Believe it or not...

Let me tell you something that might come as a shocker----I'm human!

I have been told that I'm not a morning person by my family almost every morning of my life. I lie to my dentist about how much I floss because I cannot deal with the pain of it. And I just hate flossing. I invest too much of myself into things too early but it can also be really hard to get me to committ to things. I find it so hard to get competitive in things other than sports (like grad school, for example) and I can get overwhelmed sort of easily. Although I have been an athlete my whole life, I struggle with coordination--the other day believe it or not, I fell off a treadmill while running. Trust me, I couldn't believe it either. I have a tendancy to think way too much about the little things and when I get tired you don't want to have to deal with me because there is potential for a melt-down.............So do you still like me?

I have noticed this lately, that this is sorta how I relate to people--I just throw down my weaknesses and contradictions.
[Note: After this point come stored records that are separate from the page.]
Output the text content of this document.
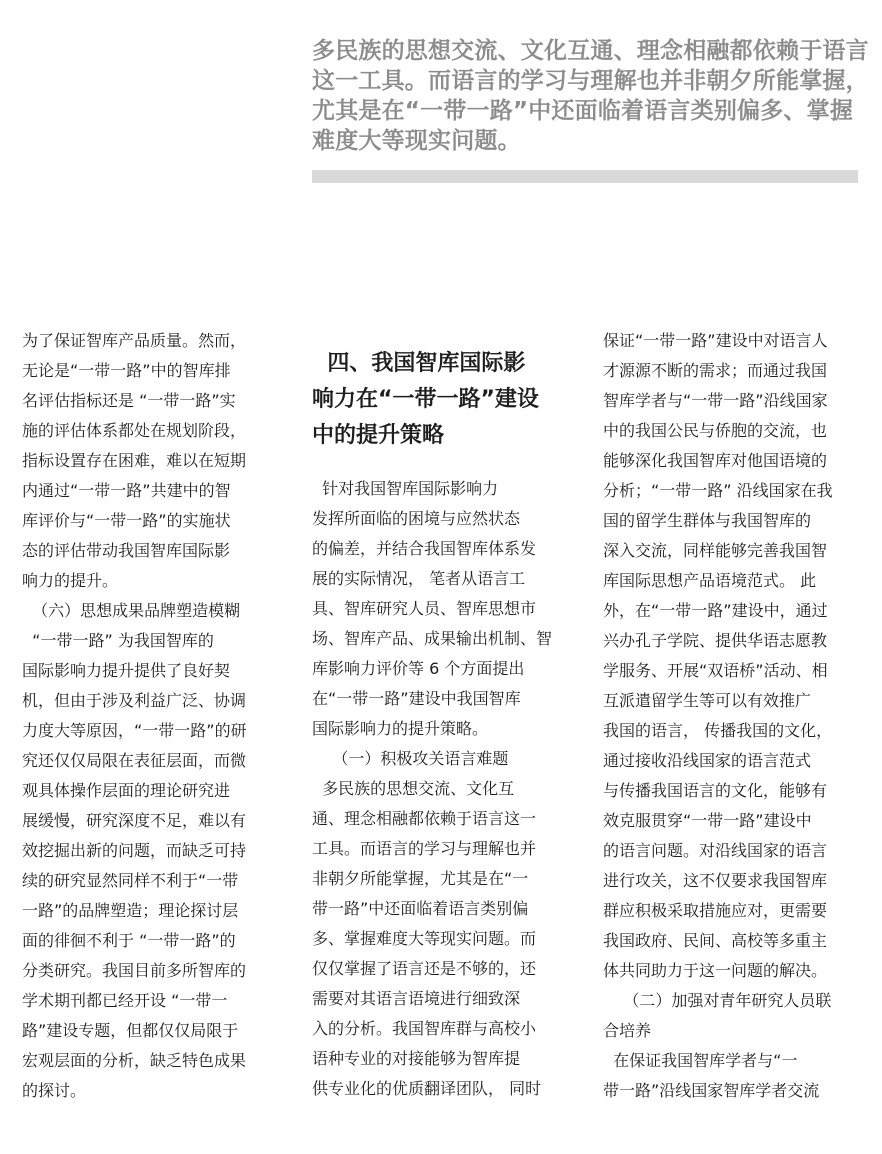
多民族的思想交流、文化互通、理念相融都依赖于语言
这一工具。而语言的学习与理解也并非朝夕所能掌握，
尤其是在“一带一路”中还面临着语言类别偏多、掌握
难度大等现实问题。
为了保证智库产品质量。然而，
无论是“一带一路”中的智库排
名评估指标还是 “一带一路”实
施的评估体系都处在规划阶段，
指标设置存在困难，难以在短期
内通过“一带一路”共建中的智
库评价与“一带一路”的实施状
态的评估带动我国智库国际影
响力的提升。
（六）思想成果品牌塑造模糊
“一带一路” 为我国智库的
国际影响力提升提供了良好契
机，但由于涉及利益广泛、协调
力度大等原因，“一带一路”的研
究还仅仅局限在表征层面，而微
观具体操作层面的理论研究进
展缓慢，研究深度不足，难以有
效挖掘出新的问题，而缺乏可持
续的研究显然同样不利于“一带
一路”的品牌塑造；理论探讨层
面的徘徊不利于 “一带一路”的
分类研究。我国目前多所智库的
学术期刊都已经开设 “一带一
路”建设专题，但都仅仅局限于
宏观层面的分析，缺乏特色成果
的探讨。
四、我国智库国际影
响力在“一带一路”建设
中的提升策略
针对我国智库国际影响力
发挥所面临的困境与应然状态
的偏差，并结合我国智库体系发
展的实际情况， 笔者从语言工
具、智库研究人员、智库思想市
场、智库产品、成果输出机制、智
库影响力评价等 6 个方面提出
在“一带一路”建设中我国智库
国际影响力的提升策略。
（一）积极攻关语言难题
多民族的思想交流、文化互
通、理念相融都依赖于语言这一
工具。而语言的学习与理解也并
非朝夕所能掌握，尤其是在“一
带一路”中还面临着语言类别偏
多、掌握难度大等现实问题。而
仅仅掌握了语言还是不够的，还
需要对其语言语境进行细致深
入的分析。我国智库群与高校小
语种专业的对接能够为智库提
供专业化的优质翻译团队， 同时
保证“一带一路”建设中对语言人
才源源不断的需求；而通过我国
智库学者与“一带一路”沿线国家
中的我国公民与侨胞的交流，也
能够深化我国智库对他国语境的
分析；“一带一路” 沿线国家在我
国的留学生群体与我国智库的
深入交流，同样能够完善我国智
库国际思想产品语境范式。 此
外，在“一带一路”建设中，通过
兴办孔子学院、提供华语志愿教
学服务、开展“双语桥”活动、相
互派遣留学生等可以有效推广
我国的语言， 传播我国的文化，
通过接收沿线国家的语言范式
与传播我国语言的文化，能够有
效克服贯穿“一带一路”建设中
的语言问题。对沿线国家的语言
进行攻关，这不仅要求我国智库
群应积极采取措施应对，更需要
我国政府、民间、高校等多重主
体共同助力于这一问题的解决。
（二）加强对青年研究人员联
合培养
在保证我国智库学者与“一
带一路”沿线国家智库学者交流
Obviously I'm not gonna tell you all of my worsts but I tend to just want to create a field of trust first thing when I meet a new friend, so I lay all my cards down first like I'm daring them to show me up. I like showing how human I am. Maybe it's to show my weaknesses before they have time to discover them and run away shreiking or maybe because in my hardest moments I have learned the most and I want them to understand that all so they don't have to learn it the hard way. I don't know. But to be honest, I don't really care about all your strengths, I mean I do, but they will show themselves naturally I think. I want to see your ugly side! HA - ever heard someone say that?? I have found that so many people just want to be okay with themselves and who they are that often times they put up this whole facade that things are perfect when they really are completly crumbling and are looking for a corner to fall apart in. They are so relieved when you just let them know that you are in fact just as human as they are, like it's a surprise or something. PUHHLEASE--As if they are the only one who has called up their parents in a complete crazed panic at 2 AM bawling about how their life is going down the drain because they didn't go to dental school only for their parents to remind them that they didn't want that in the first place. Been there, done that.....still like me??

I really like being human and I really like getting to know other humans, but that entails knowing two parts of them, strengths and weaknesses, and being friends regardless. So don't be afraid to show your weaknesses first to someone. You know, just let someone know how you fell off the treadmill the other day, but then got up, smiled and jumped right back for more.